An erg (also known as sand sea / dune sea / sand sheet if it lacks dunes) is a broad, flat area of desert covered with wind-swept sand with little or no vegetative cover. It is defined as a desert area that contains more than 125 square kilometres of aeolian or wind-blown sand and where sand covers more than 20% of the surface. Smaller areas are known as “dune fields”. The largest hot desert in the world, the Sahara, contains several ergs.

Erosional Landforms due to Wind

1. Pediplains
When the high relief structures in deserts are reduced to low featureless plains by the activities of wind, they are called as Pediplains.

2. Deflation Hollows
Deflation is the removal of loose particles from the ground by the action of wind.
When deflation causes a shallow depression by persistent movements of wind, they are called as deflation hollows.

3. Mushroom Tables
Ventifacts are rocks that have been abraded, pitted, etched, grooved, or polished by wind-driven sand or ice crystals.

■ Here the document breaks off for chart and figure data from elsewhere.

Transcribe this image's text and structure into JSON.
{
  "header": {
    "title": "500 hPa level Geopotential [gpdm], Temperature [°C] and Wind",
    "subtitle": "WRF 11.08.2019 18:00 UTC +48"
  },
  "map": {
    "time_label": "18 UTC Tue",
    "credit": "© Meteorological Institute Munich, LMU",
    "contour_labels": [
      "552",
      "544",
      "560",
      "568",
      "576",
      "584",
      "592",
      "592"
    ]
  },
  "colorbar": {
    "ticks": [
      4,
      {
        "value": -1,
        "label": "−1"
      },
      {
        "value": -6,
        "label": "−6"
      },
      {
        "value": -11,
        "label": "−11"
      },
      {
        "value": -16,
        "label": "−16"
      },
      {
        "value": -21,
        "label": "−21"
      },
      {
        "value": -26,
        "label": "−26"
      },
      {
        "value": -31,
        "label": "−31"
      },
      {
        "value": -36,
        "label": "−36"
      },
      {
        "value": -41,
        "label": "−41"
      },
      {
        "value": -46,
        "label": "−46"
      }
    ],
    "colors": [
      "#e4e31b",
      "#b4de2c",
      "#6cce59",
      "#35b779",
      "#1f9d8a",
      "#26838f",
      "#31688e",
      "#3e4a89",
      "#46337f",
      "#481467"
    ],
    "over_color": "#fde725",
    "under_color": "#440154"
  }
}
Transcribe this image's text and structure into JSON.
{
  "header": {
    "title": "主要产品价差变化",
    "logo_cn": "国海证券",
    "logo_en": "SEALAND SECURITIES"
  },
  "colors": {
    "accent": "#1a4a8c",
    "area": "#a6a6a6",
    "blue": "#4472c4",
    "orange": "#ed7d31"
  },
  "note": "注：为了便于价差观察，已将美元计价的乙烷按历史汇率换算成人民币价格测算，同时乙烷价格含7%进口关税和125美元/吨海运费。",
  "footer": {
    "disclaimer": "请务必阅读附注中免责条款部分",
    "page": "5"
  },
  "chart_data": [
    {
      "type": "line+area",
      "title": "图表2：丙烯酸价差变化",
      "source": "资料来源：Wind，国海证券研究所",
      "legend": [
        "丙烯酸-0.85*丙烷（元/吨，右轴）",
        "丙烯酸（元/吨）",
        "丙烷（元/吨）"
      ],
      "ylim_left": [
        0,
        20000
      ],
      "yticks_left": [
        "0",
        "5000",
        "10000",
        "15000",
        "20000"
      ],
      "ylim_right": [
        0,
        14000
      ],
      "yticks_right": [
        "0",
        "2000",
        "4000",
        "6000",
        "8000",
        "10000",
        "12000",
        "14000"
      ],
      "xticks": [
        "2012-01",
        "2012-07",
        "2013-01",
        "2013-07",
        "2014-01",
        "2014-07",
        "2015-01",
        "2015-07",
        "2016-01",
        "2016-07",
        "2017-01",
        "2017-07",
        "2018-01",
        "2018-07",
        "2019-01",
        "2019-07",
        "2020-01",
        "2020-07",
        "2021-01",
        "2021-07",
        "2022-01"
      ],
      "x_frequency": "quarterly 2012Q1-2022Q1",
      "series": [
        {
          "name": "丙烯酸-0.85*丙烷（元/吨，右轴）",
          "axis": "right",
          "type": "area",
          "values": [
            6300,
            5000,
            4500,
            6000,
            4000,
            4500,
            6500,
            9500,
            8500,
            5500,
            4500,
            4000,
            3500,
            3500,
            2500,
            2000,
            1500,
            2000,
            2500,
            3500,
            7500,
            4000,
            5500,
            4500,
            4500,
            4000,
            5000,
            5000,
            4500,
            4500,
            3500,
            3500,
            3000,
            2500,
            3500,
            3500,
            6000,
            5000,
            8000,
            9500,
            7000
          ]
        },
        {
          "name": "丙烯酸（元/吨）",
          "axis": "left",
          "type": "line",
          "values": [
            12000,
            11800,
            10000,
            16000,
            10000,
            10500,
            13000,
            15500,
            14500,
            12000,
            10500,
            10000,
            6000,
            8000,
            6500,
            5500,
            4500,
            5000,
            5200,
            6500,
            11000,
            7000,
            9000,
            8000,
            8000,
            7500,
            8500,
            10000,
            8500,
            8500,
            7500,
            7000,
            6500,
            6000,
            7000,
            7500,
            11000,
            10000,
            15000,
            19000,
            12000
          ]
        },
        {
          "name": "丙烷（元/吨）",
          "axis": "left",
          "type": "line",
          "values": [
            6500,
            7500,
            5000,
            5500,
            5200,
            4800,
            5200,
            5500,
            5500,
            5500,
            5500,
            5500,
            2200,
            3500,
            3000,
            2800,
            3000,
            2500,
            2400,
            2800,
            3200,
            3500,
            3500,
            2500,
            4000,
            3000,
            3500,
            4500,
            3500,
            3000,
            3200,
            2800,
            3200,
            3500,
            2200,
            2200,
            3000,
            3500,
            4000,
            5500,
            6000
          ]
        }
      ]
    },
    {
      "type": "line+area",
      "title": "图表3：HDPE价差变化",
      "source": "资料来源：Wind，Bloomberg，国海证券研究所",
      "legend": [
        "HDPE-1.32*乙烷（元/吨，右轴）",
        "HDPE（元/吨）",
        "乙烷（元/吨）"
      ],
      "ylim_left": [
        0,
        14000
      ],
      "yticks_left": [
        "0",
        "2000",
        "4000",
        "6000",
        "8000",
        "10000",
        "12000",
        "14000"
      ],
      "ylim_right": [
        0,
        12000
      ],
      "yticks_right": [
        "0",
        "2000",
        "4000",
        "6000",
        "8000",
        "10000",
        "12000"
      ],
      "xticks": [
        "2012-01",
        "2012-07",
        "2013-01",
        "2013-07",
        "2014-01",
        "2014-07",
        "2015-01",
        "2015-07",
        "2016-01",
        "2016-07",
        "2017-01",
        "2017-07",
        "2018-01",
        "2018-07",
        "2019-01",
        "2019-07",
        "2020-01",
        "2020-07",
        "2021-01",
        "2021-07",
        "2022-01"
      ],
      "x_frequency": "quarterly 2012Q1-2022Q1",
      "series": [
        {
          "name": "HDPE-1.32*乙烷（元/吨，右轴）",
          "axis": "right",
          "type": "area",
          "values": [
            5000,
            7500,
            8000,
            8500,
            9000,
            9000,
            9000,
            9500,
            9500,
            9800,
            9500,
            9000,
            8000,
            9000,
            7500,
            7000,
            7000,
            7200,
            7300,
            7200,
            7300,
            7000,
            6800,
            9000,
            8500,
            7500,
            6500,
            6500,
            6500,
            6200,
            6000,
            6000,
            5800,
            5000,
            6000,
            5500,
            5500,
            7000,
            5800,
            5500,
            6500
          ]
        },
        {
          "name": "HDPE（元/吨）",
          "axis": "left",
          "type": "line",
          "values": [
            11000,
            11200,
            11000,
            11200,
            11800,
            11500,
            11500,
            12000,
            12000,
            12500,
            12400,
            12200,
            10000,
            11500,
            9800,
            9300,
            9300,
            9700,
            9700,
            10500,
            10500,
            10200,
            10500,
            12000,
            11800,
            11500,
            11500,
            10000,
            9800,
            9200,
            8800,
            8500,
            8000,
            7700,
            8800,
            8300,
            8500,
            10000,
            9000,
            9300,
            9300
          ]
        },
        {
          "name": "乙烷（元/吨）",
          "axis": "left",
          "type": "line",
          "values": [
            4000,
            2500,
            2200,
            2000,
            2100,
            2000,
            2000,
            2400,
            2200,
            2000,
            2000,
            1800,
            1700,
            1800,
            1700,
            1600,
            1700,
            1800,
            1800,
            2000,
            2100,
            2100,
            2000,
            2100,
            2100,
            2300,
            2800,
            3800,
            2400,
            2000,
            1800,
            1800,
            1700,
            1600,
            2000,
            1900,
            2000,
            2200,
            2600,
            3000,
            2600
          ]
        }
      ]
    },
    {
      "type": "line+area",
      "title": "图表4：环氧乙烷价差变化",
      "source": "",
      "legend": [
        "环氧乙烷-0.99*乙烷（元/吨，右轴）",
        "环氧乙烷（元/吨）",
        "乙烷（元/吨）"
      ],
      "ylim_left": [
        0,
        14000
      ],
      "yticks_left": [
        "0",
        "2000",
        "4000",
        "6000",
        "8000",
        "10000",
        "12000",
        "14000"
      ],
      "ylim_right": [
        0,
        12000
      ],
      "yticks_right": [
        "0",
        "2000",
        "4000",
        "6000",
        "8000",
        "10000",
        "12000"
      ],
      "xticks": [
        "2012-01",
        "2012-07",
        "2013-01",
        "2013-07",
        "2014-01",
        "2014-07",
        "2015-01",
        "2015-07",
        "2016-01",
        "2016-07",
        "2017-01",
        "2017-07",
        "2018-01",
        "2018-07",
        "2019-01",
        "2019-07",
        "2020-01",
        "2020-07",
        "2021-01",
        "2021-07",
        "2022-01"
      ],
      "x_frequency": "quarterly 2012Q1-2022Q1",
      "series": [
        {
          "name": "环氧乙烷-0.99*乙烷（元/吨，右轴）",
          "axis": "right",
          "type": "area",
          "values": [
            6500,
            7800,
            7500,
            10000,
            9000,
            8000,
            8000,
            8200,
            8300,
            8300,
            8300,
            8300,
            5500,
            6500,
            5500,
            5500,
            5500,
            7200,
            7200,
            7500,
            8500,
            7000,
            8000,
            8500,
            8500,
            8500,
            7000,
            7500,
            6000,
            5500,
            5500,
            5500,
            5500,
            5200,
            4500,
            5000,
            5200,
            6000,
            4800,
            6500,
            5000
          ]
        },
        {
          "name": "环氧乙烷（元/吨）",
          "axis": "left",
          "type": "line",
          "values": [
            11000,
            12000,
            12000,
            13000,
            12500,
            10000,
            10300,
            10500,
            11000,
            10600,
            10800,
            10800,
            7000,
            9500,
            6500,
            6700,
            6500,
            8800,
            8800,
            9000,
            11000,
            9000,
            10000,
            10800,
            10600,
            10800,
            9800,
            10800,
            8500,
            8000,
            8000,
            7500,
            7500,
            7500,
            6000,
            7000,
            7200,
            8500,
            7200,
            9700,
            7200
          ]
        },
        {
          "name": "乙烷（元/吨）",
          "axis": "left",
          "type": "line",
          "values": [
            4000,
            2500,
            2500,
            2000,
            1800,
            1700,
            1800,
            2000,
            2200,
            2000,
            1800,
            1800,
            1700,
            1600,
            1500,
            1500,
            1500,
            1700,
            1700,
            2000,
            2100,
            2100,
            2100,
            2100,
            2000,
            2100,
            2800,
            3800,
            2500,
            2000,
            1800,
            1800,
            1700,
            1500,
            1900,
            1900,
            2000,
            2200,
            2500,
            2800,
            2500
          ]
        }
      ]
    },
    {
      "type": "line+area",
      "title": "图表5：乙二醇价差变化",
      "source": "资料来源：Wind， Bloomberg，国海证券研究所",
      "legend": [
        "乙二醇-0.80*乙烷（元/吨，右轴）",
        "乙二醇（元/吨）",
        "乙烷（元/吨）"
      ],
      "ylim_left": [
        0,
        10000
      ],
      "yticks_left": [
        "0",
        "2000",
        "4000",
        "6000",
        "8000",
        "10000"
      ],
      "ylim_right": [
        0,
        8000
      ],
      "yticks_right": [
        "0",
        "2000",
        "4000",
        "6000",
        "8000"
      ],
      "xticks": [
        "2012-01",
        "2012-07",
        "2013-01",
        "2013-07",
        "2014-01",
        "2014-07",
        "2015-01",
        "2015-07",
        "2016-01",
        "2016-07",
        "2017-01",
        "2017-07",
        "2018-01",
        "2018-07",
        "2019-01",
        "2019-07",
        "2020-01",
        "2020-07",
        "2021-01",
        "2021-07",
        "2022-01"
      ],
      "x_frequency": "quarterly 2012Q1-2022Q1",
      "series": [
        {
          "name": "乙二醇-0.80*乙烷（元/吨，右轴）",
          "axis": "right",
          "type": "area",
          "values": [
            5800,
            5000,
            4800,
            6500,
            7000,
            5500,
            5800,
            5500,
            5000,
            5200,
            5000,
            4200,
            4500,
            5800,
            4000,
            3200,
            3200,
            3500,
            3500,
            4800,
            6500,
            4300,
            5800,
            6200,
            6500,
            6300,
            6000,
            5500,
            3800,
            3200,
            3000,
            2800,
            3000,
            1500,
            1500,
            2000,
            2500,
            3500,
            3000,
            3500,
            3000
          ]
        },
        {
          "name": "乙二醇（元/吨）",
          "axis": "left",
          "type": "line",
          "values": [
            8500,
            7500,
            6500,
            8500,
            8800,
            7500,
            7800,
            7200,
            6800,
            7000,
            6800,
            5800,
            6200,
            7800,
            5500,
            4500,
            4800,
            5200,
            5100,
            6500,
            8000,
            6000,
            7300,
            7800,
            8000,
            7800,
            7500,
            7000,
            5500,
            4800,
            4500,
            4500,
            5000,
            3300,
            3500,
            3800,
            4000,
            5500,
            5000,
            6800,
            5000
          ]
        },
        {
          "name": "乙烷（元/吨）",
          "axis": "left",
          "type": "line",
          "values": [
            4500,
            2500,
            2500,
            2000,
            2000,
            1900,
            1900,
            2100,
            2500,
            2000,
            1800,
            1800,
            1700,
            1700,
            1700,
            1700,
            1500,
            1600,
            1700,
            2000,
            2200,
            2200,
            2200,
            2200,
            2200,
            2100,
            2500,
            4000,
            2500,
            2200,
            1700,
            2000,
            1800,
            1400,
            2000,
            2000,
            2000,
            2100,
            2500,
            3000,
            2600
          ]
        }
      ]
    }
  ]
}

These geomorphic features are most typically found in arid environments where there is little vegetation to interfere with aeolian particle transport, where there are frequently strong winds, and where there is a steady but not overwhelming supply of sand.
Mushroom Tables / Mushroom rocks are Ventifacts in the shape of a mushroom. In deserts, a greater amount of sand and rock particles are transported close to the ground by the winds which cause more bottom erosion in overlying rocks than the top. This result in the formation of rock pillars shaped like a mushroom with narrow pillars with broad top surfaces.

Depositional Landforms of Wind

1. Sand dunes
Dry hot deserts are good places for sand dune formation. According to the shape of a sand dune, there are varieties of sand dune forms like Barchans, Seifs etc.
The crescent-shaped dunes are called as Barchans and they are the most common one.
Seif is similar to Barchans but has only one wing or point.

2. Loess
In several large areas of the world, the surface is covered by deposits of wind-transported silt that has settled out from dust storms over many thousands of years. These depositions are called as Loess.